Jean Gutmann (professional name Jean Babilée; 3 February 1923 – 30 January 2014) was a prominent French dancer and choreographer of the latter half of the 20th century. He is considered to have been one of modern ballet's greatest performers, and the first French dancer to gain international acclaim. Babilée has been called the "enfant terrible of dance."

== Biography ==
Born in Paris in 1923, the son of a doctor, Babilée studied at the Paris Opéra Ballet School from 1936 to 1940. His dance career was interrupted during World War II because he was Jewish on his father's side. He left Paris in 1940 when the Wehrmacht was approaching the city, but returned to dance with the Paris Opera Ballet in early 1942. He narrowly escaped being sent to Auschwitz during the Vel' d'Hiv Roundup in Paris on 16 July 1942. In early 1943 he left the city to avoid compulsory deportation to Germany as a forced laborer. He spent the rest of the war with the French Resistance, fighting with the Maquis in Touraine.

After the war, Babilée returned to dance, joining the Soirées de la Danse, which later became Les Ballet des Champs Elysées. His birth name was Jean Gutmann, but he adopted his mother's maiden name for professional use. Babilée enjoyed some of his greatest successes as a member of Les Ballets des Champs-Elysées and Les Ballets de Paris. From 1945 to 1950 he was principal dancer of the Ballets des Champs-Élysées, for which he created roles in ballets including Jeu de cartes, Jean Cocteau's Le Jeune Homme et la Mort, L'Amour et son amour, and Till Eulenspiegel. In several of these ballets he performed opposite his wife, featured ballerina Nathalie Philippart. In the 1940s Babilée quickly developed a reputation for his physical prowess. It was said that he could leap better than any dancer since Nijinsky, and in the 1946 premiere of Le Jeune Homme et la Mort he hung by his neck on a gallows for one minute, supported only by wrapping one arm around a pillar.

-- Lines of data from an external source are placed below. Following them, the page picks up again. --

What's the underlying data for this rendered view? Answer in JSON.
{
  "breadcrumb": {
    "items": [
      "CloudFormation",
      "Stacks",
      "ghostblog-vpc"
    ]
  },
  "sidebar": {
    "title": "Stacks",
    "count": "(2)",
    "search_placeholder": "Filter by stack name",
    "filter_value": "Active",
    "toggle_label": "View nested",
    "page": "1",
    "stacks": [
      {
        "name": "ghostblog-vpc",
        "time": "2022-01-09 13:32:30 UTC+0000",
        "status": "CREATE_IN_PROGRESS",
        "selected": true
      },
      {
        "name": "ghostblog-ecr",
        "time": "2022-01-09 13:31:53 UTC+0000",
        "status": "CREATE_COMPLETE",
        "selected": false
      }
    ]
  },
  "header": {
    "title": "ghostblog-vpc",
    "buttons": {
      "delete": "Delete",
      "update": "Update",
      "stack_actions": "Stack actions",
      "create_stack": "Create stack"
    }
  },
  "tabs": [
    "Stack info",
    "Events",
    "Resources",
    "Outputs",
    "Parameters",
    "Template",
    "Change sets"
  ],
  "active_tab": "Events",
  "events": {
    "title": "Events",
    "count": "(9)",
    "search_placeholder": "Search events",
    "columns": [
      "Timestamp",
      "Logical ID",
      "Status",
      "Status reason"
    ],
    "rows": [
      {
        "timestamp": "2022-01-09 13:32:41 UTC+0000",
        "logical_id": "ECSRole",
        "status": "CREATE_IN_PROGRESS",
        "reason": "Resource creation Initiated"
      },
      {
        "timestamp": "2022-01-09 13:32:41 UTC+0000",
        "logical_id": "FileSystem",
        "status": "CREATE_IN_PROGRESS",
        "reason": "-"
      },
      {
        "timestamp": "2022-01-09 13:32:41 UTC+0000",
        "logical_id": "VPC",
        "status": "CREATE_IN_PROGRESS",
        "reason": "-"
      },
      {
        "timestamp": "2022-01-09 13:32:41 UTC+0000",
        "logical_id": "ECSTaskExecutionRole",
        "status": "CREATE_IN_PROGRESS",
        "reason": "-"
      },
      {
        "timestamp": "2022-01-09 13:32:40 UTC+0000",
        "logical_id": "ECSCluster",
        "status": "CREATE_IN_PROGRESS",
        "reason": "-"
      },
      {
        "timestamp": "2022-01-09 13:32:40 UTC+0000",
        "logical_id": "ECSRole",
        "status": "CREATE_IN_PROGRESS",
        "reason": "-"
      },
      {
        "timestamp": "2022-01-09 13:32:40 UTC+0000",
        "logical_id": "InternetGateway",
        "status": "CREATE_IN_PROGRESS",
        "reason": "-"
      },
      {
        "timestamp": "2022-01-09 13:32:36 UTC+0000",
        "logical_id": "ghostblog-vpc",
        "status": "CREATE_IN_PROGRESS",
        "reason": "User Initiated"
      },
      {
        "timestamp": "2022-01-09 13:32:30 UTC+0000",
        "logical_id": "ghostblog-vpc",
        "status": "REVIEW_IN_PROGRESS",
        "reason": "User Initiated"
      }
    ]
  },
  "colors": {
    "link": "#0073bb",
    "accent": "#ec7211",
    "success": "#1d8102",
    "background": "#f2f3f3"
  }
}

In the 1950s he danced as a guest of Le Ballet de l'Opéra de Paris and the American Ballet Theatre, before forming his own company, Les Ballets Jean Babilée. In 1972 and 1973 he served as director of the Ballet du Rhin in Strasbourg. In the early 1980s, Maurice Béjart created the solo Life for him. In 1984, at the age of 61, he performed Le Jeune Homme et la Mort with the Ballet de Marseille.

He also appeared as a stage actor and in several films.

The 2000 documentary film Le Mystère Babilée, directed by Patrick Bensard, reconstructs Babilée's career through interviews with the dancer, excerpts from his choreographic work, and recollections by observers and collaborators including Béjart, Christian Lacroix, Jean-Paul Goude and Yvette Chauviré.